Native Land
The dream was exceptionally bad, exerting
an undertow, so that I couldn’t
leave it as quickly as usual, but kept
looking back, to check if those cluttered, airless,
disintegrating rooms were not, in fact,
real. (What *was that stripe of color
in a crumpled quilt, those other touches
of long-defeated liveliness or taste?)
When I couldn’t find Phylis, I started
to cry out, and felt and heard
from the other side, that of the real,
how weak those shouts were. (She wasn’t
the diminutive wrapped figure
that turned away, in the same place
and at the same time, but in a different *sort
of time.) And the detached, ironic
consciousness, my modern, my me, that
homunculus who seems increasingly
thin and beleaguered these days peered through
to the day-world, anticipating
relief, which perhaps
was why I felt less relieved
than usual. She kicked me, said “Shush,”
still asleep. And my detached,
ironic etc. immediately began
seeking *causes: Doctorow’s latest novel,
about two recluse, pack-rat brothers; Mary
Mattingly’s shrouded, post-Catastrophic
people; Disch’s apartment as
I saw it before his suicide – It tried,
homunculus did, to prove they were really
sources for where I had been, that they hadn’t
come out of it; I didn’t
believe it a second.
The Driver
Some idiot blocking
the intersection makes us turn
to shake our heads with someone:
me in the left lane, he in the right;
he in his black Ford Fusion, me
in my rented black Ford Fusion (I like
to rent midsize, for some reason).
And each of us sees that strange thing:
someone who looks like us. Exactly.
Though his smile is more generous,
and he’s wearing a nicer coat. Seems older,
or perhaps, I don’t know, I look older.
Kept more of his hair, though it’s whiter?
The schmuck ahead of us moves, finally,
and my friend, with a little wave,
turns right. I continue
down Halstead, which I didn’t know
except as a name, fifty years ago
when I lived here, or whenever I last
visited my home town (*his home).
It meant the ends of the earth, a slum.
Now, mile after mile
is university-gentrified,
with drycleaners, WiFi, day-care centers,
everything for the kids, and the kids’ kids ...

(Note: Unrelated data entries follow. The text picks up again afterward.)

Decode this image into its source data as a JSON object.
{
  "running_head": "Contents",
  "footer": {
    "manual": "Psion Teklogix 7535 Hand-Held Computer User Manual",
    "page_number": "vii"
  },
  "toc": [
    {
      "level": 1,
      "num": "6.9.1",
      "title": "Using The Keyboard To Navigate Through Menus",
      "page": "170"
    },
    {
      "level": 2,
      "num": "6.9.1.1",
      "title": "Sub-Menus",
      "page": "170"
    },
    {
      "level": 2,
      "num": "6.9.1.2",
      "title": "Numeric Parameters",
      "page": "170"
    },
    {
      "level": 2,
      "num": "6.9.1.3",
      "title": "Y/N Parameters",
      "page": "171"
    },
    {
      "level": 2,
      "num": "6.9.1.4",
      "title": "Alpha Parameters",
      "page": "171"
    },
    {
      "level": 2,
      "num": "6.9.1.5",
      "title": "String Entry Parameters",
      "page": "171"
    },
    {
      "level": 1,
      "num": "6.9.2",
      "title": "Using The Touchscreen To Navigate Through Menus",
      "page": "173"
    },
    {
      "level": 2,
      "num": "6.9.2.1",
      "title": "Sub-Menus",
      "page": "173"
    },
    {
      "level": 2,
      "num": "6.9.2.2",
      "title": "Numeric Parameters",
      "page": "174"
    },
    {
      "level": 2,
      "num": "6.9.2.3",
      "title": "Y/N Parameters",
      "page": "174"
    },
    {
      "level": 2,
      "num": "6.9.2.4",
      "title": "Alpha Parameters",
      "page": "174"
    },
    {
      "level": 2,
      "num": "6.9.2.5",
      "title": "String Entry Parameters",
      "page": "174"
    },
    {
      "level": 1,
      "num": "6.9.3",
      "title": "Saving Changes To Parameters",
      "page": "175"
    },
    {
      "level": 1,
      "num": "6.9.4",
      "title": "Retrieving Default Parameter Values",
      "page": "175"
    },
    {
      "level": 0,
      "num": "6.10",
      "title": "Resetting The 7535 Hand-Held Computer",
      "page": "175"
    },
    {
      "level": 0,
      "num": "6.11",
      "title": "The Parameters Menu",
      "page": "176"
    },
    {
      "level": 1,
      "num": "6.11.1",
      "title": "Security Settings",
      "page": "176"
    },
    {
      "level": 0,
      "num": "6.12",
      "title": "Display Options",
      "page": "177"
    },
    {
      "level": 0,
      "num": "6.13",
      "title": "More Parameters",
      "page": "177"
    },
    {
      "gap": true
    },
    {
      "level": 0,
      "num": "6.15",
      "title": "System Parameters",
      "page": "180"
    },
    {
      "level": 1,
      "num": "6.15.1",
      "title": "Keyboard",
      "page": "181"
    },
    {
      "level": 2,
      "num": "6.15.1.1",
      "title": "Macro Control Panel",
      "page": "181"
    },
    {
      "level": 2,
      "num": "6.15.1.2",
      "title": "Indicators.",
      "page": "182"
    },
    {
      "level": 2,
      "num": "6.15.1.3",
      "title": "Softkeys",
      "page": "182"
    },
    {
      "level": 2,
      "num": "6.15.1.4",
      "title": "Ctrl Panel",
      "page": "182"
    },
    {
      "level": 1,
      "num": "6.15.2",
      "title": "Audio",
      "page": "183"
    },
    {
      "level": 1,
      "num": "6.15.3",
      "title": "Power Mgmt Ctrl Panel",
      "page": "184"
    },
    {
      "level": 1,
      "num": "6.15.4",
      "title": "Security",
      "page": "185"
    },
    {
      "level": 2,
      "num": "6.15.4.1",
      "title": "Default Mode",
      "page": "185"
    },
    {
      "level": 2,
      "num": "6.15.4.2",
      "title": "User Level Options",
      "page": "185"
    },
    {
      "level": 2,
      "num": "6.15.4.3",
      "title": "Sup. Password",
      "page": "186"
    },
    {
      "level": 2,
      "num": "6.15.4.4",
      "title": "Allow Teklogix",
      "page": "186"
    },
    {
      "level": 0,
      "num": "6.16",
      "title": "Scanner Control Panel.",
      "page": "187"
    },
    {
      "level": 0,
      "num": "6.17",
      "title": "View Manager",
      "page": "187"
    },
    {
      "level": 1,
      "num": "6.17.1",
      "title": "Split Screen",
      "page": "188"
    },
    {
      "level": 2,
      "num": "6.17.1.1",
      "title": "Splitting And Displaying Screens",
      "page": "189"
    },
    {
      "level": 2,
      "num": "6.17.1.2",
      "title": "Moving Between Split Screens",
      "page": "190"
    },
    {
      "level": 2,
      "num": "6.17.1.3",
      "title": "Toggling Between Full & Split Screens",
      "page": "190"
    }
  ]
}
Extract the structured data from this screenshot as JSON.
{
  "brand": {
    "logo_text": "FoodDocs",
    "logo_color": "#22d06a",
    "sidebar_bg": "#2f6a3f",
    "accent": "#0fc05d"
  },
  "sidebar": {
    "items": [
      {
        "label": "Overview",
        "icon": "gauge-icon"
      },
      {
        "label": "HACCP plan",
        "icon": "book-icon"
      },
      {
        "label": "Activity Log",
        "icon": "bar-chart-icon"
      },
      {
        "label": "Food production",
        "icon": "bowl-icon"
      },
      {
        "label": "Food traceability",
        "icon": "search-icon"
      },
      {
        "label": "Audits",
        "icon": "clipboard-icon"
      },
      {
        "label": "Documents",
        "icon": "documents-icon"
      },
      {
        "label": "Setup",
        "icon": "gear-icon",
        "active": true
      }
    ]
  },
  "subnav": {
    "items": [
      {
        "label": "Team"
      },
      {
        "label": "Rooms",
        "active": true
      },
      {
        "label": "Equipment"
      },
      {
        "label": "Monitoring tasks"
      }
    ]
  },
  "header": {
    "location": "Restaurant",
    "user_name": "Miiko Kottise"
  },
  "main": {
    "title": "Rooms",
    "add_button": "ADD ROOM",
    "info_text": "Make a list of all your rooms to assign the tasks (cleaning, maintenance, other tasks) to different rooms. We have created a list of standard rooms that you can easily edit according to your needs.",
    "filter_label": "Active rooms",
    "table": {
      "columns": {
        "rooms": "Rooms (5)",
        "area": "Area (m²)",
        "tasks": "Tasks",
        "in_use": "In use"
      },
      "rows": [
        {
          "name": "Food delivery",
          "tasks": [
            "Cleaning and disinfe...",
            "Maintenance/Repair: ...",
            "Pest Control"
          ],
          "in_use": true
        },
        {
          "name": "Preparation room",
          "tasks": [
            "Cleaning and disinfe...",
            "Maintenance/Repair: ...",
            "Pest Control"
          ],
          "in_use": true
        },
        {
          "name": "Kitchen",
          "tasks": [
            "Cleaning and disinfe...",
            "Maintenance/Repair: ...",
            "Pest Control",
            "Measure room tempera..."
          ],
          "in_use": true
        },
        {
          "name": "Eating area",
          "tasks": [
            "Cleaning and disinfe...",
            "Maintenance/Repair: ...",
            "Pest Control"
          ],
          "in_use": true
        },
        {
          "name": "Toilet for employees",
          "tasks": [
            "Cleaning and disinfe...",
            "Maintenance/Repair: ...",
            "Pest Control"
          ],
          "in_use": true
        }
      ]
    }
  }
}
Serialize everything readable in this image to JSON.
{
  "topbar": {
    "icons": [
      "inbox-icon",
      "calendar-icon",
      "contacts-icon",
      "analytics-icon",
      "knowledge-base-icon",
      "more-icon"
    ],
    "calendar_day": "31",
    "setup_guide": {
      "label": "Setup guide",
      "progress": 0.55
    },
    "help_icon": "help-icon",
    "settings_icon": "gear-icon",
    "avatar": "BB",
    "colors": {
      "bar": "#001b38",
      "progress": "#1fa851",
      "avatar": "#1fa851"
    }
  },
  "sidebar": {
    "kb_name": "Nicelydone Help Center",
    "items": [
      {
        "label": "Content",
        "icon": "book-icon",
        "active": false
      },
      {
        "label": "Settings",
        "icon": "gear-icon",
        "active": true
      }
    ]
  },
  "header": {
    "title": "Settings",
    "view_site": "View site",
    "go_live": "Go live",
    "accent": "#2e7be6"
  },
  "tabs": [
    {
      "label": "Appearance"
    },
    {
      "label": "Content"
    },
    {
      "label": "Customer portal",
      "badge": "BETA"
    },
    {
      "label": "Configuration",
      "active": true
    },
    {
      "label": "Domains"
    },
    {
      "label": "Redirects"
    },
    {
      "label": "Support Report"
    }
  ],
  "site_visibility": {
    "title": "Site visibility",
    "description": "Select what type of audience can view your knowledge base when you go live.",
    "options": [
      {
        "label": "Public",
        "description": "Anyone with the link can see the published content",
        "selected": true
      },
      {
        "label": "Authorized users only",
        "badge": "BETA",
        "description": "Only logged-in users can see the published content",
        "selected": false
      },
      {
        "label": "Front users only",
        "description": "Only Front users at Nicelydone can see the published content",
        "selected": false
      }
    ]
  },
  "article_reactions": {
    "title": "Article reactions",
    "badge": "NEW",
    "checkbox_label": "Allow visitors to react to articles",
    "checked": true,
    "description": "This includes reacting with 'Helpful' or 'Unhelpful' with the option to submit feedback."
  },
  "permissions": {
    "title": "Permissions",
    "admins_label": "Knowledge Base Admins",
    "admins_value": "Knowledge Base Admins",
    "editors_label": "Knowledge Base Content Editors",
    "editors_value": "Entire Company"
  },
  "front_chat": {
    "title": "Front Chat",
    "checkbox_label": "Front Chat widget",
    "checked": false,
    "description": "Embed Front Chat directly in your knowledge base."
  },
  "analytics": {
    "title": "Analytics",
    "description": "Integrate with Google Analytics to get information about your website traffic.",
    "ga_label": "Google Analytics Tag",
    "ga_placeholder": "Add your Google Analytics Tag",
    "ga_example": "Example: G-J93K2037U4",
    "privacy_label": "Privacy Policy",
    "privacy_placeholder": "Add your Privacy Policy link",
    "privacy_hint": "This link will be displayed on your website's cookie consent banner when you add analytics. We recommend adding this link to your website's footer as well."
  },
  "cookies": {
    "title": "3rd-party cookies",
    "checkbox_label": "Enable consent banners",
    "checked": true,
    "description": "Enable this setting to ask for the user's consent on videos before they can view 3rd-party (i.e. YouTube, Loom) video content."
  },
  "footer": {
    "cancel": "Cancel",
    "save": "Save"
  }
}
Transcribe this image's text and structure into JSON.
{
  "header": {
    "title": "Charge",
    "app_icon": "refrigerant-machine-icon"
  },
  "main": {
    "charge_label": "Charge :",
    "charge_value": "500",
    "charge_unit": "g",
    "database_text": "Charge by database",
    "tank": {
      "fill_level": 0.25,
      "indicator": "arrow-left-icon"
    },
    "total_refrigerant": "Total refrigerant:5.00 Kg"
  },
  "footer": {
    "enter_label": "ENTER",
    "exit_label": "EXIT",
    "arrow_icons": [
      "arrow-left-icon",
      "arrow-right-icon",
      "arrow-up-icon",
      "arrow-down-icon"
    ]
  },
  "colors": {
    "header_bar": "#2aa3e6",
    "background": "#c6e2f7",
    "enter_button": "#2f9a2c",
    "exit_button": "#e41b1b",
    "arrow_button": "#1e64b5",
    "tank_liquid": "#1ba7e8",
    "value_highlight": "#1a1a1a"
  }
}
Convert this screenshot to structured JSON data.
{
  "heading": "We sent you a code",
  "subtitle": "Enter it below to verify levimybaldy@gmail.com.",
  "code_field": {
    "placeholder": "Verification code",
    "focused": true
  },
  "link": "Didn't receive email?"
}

It’s strange how the South Side seems
to be changing places with the North.
I wonder: was he for any reason
up there today, in the, in my
old neighborhood? Liquor stores
and barred unpainted windows
where late the sweet birds sang. I shouldn’t
have gone; was warned.
But I’ve been driving all day long.
Perhaps he called on an old friend,
an artist living cheap among the poor.
No. He isn’t an intellectual.
The friend is a former accountant
for his old firm, retired when he did.
They talked about boats, the Sox, the kids,
knocked back one careful beer. And later
he stopped where I did, on Lincoln,
somehow missing the downpour
that kept me from a bookstore
that’s probably no longer there. He entered
the famous old Pharmacy, left with expensive soaps
and moisturizer … He’s always considerate.
She appreciates it.
Now he’s heading west somewhere,
I randomly east to the shadow
of Sears. He knows the ins and outs
of these streets. Grandchildren squeal
when his presence is promised. Has followed
for decades, while I was elsewhere, new life
in old bricks. But why does he park
so reluctantly, climb
so somberly those steps? Why is his coat
so dark? The rain returns. For whom those flowers?